Within a day or two after applying, someone contacted me, to tell me they’re finishing off the Support to Work application and then introduced me to my employment adviser, Zaid.

Zaid helped me find job adverts online, suggested new ways to search for jobs, gave me advice to improve my CV and cover letters, and helped me prepare for interviews. We also discussed disclosing my disability in interviews and how to speak about that positively.

Whilst receiving support from Zaid, I secured an interview where I used the new skills I’d learned.

A few days later, I was delighted to receive a call saying I’d been successful in getting the job.

I’m now a year into my role, and we’ve had absolutely no problems. My boss says, ‘I forget.
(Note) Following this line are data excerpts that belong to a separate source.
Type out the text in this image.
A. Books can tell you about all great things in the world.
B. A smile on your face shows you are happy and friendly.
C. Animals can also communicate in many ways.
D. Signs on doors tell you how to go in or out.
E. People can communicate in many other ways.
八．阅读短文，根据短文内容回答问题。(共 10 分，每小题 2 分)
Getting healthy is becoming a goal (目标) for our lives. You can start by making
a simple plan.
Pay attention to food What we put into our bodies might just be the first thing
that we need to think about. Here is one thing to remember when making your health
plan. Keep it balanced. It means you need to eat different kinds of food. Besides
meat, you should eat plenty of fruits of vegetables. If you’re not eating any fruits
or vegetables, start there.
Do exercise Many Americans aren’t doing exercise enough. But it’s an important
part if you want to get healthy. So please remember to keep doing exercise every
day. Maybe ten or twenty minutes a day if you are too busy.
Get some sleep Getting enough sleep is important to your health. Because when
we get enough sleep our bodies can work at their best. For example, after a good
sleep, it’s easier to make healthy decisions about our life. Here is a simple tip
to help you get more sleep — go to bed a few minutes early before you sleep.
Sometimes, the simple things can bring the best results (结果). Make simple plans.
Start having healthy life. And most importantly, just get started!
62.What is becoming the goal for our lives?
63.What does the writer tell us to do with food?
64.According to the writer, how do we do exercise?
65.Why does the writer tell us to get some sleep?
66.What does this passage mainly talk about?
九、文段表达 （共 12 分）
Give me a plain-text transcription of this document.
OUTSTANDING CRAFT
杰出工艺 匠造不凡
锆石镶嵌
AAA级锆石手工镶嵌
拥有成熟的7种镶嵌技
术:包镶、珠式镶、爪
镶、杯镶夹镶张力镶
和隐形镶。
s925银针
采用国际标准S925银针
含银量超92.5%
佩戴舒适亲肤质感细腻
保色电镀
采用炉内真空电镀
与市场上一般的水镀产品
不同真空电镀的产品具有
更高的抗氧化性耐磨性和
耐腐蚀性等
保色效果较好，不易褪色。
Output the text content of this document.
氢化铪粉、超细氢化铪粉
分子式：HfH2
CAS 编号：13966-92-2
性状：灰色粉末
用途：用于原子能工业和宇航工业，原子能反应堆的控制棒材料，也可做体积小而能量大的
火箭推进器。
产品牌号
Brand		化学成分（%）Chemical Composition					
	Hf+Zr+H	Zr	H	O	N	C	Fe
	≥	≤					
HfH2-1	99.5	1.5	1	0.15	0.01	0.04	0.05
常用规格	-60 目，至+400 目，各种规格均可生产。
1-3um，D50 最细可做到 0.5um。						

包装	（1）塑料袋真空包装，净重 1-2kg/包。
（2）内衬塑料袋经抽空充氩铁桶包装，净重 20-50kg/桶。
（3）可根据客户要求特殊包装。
Except for the dog being a very big reminder’. But she’s, like, ‘I forget you’re blind’. I think because I work as hard and can do things just as quick and as easily as anyone else, my boss sees that I’ve never let my disability stop me from doing anything.”

Spotlight on Thrive

Thrive is our partnership with UnLtd, the organisation for social entrepreneurs. For disabled people, this means more jobs, more training, and more routes to financial independence.

Since receiving £8,000 from Thrive, Faye Savory from Bearhugsgifts.com has grown her business by employing disabled people in flexible and remote working roles. As Faye explained, “the support goes way beyond monetary value. It’s tailored to what you need.”

BearHugs’ business is built on selling thoughtful ‘hug-in-a-box’ gift boxes made up of treats such as candles, mugs and hot chocolate. It now sends out 1,200 ‘hugs in a box’ every month. And we’re proud of the role disabled people have played in Faye’s success.

Since 2018, we’ve been working together to fund and support 45 social ventures and entrepreneurs looking to grow their social impact.